Наступила немая сцена. Рука с яблоком у Художника застыла на полдороге ко рту; бакенбардник тоже замер, тараща глаза с синеватыми белками; в состоянии шока пребывала и вся остальная компания. Разве что кудлатый восторженно-удивленно выдохнул:

– Автопоилка!

Пользуясь минутным замешательством компании, Дементий четко, раздельно сказал:

– Желающие получить сатисфакцию, соблаговолите выйти на улицу. Я подожду.

И, стараясь ставить ноги как можно тверже, пошел вдоль стола к двери.

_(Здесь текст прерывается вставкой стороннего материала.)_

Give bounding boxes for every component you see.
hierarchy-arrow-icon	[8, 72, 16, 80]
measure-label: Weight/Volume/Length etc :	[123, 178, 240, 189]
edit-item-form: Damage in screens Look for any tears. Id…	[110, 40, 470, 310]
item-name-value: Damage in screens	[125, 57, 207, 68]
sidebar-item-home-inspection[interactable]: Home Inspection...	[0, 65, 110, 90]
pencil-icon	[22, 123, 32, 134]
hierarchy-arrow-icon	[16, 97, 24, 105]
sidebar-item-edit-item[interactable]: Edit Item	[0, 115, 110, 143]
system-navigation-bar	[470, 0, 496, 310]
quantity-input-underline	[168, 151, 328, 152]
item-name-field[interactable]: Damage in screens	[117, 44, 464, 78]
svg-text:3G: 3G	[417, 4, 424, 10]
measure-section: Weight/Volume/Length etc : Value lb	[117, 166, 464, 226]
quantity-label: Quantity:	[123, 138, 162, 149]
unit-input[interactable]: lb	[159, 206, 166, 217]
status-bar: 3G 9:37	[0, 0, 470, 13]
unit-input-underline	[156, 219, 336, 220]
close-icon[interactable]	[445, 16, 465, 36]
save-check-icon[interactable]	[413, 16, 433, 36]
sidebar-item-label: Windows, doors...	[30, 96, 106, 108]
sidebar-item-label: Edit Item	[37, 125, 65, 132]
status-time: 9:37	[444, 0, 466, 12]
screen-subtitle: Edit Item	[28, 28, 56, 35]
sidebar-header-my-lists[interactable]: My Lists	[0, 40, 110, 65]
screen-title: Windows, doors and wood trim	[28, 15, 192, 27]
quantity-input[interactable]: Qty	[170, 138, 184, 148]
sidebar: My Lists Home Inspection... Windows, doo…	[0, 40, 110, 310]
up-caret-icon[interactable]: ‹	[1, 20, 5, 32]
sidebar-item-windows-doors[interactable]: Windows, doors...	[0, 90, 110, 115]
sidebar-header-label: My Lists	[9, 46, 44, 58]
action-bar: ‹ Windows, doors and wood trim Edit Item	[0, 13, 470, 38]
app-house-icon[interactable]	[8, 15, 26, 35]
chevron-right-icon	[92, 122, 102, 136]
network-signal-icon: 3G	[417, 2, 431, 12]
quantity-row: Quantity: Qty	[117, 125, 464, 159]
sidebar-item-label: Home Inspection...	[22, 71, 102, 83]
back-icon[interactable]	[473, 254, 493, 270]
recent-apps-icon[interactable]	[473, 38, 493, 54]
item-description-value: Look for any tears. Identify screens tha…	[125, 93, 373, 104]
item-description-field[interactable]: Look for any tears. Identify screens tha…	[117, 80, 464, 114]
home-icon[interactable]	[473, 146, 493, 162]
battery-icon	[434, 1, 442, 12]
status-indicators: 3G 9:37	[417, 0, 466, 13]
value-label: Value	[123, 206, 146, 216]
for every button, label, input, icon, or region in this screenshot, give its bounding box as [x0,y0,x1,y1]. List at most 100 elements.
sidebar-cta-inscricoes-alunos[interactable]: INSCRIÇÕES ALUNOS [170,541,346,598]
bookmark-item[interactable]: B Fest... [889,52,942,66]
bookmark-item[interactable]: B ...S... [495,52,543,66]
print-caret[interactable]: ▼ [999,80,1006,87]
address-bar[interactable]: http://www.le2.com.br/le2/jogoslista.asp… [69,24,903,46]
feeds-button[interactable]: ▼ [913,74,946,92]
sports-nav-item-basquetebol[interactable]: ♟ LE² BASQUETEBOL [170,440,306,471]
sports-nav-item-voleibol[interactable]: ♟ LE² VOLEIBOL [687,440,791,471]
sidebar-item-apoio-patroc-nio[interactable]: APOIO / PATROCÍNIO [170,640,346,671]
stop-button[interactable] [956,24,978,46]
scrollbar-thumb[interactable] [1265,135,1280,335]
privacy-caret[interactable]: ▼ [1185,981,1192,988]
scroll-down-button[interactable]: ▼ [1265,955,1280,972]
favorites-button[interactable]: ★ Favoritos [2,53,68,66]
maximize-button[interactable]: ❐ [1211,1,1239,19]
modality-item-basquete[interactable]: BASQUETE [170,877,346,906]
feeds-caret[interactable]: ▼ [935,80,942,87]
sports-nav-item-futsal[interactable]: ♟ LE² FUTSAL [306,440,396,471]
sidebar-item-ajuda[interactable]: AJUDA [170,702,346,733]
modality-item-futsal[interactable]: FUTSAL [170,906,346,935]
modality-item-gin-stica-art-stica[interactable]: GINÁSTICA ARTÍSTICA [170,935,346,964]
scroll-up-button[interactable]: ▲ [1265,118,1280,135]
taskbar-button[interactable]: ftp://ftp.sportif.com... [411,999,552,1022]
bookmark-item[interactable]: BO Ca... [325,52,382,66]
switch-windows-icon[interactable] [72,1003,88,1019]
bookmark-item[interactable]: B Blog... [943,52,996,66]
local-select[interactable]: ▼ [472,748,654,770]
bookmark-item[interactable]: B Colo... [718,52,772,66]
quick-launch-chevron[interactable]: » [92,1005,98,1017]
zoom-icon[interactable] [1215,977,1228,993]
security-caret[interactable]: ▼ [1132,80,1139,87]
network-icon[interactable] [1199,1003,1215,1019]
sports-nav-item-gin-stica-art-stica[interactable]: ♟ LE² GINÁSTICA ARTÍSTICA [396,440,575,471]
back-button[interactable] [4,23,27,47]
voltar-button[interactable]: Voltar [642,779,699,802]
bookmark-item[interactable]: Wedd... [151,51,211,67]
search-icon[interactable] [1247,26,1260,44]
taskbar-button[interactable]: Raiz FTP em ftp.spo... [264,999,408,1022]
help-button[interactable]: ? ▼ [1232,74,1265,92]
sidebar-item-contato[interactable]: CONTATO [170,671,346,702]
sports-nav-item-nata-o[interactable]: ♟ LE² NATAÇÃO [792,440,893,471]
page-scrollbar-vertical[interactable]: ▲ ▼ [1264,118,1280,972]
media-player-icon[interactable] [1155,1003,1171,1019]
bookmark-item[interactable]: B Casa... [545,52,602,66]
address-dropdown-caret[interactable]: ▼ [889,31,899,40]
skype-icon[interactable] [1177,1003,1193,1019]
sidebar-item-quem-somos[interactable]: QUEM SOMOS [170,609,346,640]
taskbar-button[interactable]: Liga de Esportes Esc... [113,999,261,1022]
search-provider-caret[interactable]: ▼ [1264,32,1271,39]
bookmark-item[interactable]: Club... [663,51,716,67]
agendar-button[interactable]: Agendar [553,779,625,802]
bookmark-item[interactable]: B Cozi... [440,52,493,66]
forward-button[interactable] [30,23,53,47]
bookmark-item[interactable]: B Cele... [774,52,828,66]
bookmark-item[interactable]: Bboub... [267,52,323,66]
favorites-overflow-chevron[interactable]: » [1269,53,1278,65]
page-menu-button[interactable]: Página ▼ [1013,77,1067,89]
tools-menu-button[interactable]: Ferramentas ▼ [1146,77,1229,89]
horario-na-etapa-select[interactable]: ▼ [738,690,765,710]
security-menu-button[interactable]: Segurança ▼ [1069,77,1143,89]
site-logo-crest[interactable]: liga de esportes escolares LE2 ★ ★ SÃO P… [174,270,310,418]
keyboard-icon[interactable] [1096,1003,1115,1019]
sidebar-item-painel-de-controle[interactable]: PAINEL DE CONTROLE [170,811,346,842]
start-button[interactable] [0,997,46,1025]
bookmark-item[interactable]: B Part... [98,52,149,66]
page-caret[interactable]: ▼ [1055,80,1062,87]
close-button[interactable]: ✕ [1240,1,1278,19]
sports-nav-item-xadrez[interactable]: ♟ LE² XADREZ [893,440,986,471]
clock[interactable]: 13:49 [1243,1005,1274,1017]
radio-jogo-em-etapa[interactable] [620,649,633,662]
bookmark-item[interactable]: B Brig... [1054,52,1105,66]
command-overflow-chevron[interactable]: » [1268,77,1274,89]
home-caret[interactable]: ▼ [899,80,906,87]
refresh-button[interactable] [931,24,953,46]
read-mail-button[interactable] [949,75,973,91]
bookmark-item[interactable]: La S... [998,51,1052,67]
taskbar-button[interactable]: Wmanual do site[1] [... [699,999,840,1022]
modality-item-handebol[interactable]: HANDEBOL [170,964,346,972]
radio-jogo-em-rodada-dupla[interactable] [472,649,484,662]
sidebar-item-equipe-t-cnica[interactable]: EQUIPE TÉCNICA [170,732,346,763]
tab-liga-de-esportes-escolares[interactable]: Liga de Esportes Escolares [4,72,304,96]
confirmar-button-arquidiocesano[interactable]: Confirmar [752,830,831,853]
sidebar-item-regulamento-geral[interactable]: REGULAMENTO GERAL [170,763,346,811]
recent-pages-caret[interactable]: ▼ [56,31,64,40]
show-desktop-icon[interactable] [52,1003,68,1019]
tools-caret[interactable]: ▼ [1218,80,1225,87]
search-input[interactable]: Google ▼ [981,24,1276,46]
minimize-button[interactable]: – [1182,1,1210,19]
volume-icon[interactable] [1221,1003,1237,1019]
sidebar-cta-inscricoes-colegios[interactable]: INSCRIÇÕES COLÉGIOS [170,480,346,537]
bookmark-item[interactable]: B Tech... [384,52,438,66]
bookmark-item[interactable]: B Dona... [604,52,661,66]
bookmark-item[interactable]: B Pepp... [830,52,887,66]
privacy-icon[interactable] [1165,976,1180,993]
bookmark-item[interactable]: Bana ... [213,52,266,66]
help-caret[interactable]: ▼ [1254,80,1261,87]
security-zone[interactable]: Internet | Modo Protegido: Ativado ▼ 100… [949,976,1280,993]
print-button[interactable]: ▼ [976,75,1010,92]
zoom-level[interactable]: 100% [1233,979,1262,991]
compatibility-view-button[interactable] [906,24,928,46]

Маша с Музой сидели на прежнем месте.

На ходу, не останавливаясь, сказал вполголоса: «Маша, извини»… (Не надо, не надо бы, дураку, уходить от них, как бы все хорошо было!)

Музыка продолжала гнуть танцующих в бараний рог, но по мере приближения Дементия пары одна за другой замирали. А вот остановилась и последняя.

Стоявшие в дверях молча, осуждающе расступились перед ним.

Сбежав по лестнице и выйдя из парадного, он какое-то время ждал. Прошелся по тротуару туда-сюда. Еще пождал. Никто к нему не вышел.

ГЛАВА XVII
КАК ИЗ МУХИ СЛОНА ДЕЛАЮТ
1

Со стесненным чувством какой-то непонятной робости шел Николай Сергеевич к отцу Вадимовой невесты. Заранее прикидывал, что и как ему скажет, приуготовлял ответы на его возможные вопросы.

Однажды, лет десять назад, на семинаре журналистов ему приходилось слышать Викентия Викентьевича. Он читал лекцию о том, как пользоваться источниками при подготовке материалов по отечественной истории.

Журналисты – народ стреляный, кое о чем наслышанный, кое в чем понимающий, их на словесной мякине не проведешь. И, однако, все были поражены глубоким знанием предмета, живостью рассказа о событиях давно минувших дней. А еще у Николая Сергеевича осталось ощущение трогательной, по-детски открытой увлеченности профессора-историка своей наукой. Тогда эта увлеченность показалась – и не только ему одному – даже несколько чрезмерной, имея в виду почтенный возраст лектора. Сейчас же думалось: не благодаря ли той чрезмерной любви к своему предмету десятилетней давности лекция помнится так, словно слышана вчера или позавчера?! И не слишком ли высоко вознеслись мы в своей рационалистической гордыне, с иронией поглядывая на тех, кто беззаветно служит любимому делу, как на чудаков, этаких современных донкихотов?!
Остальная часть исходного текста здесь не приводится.